Welcome to django-heythere’s documentation!

django-heythere is a small package for handling notifications to users. It doesn’t handle every situation imaginable but it works great with custom users (even those with email fields not named email) and supports any email backend that Django does. It doesn’t require you to send emails to users, either, if that’s not your thing.

Currently tested against Python 2.6, 2.7, and 3.3 with Django 1.5, 1.6, and 1.7.

Installation

  1. pip install django-heythere or download from github and run python setup.py install.
  2. Add 'heythere' to your INSTALLED_APPS in settings.py.
  3. OPTIONAL Set up your special configuration.
  4. python manage.py syncdb
  5. The rest is up to you!

Configuration

django-heythere is controlled almost entirely through a dictionary in settings.py.
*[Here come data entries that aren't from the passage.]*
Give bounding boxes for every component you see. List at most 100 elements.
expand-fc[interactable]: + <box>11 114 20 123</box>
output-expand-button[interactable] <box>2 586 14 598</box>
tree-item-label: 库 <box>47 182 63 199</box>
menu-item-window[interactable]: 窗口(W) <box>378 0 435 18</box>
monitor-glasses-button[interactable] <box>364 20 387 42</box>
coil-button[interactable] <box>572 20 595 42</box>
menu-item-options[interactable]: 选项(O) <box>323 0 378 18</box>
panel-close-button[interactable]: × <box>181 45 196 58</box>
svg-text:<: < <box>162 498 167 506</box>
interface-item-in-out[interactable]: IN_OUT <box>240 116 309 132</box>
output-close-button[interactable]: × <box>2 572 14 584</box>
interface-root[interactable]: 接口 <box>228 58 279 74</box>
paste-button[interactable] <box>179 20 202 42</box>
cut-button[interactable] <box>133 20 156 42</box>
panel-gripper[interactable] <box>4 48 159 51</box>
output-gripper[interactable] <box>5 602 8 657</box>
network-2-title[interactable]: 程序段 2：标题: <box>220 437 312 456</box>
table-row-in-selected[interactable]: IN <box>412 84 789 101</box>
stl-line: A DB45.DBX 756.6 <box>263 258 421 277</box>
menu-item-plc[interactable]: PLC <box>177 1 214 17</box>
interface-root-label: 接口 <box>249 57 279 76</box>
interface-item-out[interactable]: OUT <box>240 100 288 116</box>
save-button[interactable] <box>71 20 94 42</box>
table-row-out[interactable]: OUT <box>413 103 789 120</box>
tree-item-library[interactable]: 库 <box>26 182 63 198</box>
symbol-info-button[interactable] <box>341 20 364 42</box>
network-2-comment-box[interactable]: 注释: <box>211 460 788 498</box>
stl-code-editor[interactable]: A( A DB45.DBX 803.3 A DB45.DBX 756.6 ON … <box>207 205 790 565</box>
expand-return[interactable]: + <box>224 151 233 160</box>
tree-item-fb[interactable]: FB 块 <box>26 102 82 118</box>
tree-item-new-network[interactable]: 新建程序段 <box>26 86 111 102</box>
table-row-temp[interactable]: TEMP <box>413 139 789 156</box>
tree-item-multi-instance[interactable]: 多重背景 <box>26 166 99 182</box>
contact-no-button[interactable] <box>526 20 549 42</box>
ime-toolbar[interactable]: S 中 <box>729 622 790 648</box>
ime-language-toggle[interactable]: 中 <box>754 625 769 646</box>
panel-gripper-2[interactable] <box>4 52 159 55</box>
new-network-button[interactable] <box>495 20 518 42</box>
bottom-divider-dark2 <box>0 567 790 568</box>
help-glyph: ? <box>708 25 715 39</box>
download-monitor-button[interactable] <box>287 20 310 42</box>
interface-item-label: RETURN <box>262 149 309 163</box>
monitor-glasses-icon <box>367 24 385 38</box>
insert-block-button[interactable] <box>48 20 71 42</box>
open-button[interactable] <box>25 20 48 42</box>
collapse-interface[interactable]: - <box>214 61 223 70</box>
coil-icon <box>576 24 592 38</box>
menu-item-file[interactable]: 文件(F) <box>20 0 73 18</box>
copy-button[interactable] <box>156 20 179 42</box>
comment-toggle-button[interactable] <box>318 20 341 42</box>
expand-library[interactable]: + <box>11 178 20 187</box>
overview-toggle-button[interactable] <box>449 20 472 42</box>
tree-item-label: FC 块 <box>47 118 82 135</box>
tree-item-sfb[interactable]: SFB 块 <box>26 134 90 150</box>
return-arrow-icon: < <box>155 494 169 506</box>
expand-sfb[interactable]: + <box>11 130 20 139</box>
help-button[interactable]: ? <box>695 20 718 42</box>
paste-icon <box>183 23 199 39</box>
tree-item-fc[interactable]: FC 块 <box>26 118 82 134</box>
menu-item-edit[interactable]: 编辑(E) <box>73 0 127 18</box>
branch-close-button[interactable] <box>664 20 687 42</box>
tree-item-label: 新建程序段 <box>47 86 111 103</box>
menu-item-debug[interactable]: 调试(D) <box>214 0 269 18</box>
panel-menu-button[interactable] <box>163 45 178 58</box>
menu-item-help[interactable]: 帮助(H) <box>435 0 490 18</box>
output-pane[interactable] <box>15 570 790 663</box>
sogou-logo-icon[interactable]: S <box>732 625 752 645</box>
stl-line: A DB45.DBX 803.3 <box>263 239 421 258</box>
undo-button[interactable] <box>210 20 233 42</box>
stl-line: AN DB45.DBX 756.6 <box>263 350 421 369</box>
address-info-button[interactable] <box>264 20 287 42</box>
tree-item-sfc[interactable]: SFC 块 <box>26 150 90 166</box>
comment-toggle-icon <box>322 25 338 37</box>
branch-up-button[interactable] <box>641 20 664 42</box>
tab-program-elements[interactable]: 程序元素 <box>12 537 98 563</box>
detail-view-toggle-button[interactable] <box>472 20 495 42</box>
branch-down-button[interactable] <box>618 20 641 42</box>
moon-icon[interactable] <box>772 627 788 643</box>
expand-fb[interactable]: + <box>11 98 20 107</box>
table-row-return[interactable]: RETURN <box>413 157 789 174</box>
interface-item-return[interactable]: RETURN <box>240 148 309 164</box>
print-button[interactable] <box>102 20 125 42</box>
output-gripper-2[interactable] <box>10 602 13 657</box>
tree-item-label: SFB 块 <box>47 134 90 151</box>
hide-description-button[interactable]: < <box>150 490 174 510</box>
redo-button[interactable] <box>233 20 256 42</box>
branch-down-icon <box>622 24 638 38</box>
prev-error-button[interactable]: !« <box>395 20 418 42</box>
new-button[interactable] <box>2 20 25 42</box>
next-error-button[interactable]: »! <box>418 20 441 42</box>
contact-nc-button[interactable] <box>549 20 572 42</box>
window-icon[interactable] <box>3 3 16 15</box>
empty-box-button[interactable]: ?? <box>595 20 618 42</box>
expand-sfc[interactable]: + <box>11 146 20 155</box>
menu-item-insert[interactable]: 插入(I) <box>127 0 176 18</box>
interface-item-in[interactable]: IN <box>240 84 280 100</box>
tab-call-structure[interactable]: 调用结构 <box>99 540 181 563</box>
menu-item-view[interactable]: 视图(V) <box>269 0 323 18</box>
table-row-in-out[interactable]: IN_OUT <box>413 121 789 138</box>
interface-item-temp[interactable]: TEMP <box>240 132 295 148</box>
Here’s the default settings:

NOTIFICATIONS = {
    'DEFAULT': {
        'persistent': True,  # stays until dismissed
        'send_as_email': False,  # send as email
        'headline_template': '{{headline}}',  # Django template for headline
        'body_template': '{{body}}',  # Django template for body
        'email_field': 'email'  # Assume field named 'email' is user's email
    }
}

Just provide your own dictionary if you want to override anything. Each type of notification is another key in the NOTIFICATIONS dictionary.

  • persistent: Whether or not notifications are marked as inactive once emailed to a user.
  • send_as_email: Whether or not to send this kind of notification as an email.
  • headline_template: A Django template string that’ll be rendered with a context dictionary for the headline.
  • body_template: A Django template string that’ll be rendered with a context dictionary for the body.
  • email_field: The field on your user model that holds the user’s email address.

Along with those configuration options, the Notificiation object has a few special methods and properties.

create_notification

Notification.objects.create_notification(user, notification_type, headline, body)

  • user is the user object that should recieve the notification.
  • notification_type is the key in your NOTIFICATIONS dict for the type of notification you want to send.
  • headline and body are dictionaries of variables that you want to parse for the headline_template and body_template. They will be stored in headline_dict and body_dict, respectively, on the model instance.

clear_all

Notification.objects.clear_all(<user>) marks all unread notifications for a user as having been read.

send_all_unsent

Notification.objects.send_all_unsent() finds all unread notifications that are allowed to be sent as emails and...sends them. If they’re marked as being non-persistent, they’ll be marked as no longer active, too.

read

notification.read() marks a Notification instance as having been read.

send_email

notification.send_email() sends a Notification instance to its user.

Admin and Management

There is a basic admin provided with the app that provides a new action and button on the changelist page. The button sends all unsent notifications as email (assuming the notification type allows that) and the action does the same for whichever notifications have been selected.

There is also a management command to send all unsent notifications (again, ignoring those whose notification type doesn’t allow them to be sent). You can run this command with ./manage.py send_unsent_notifications.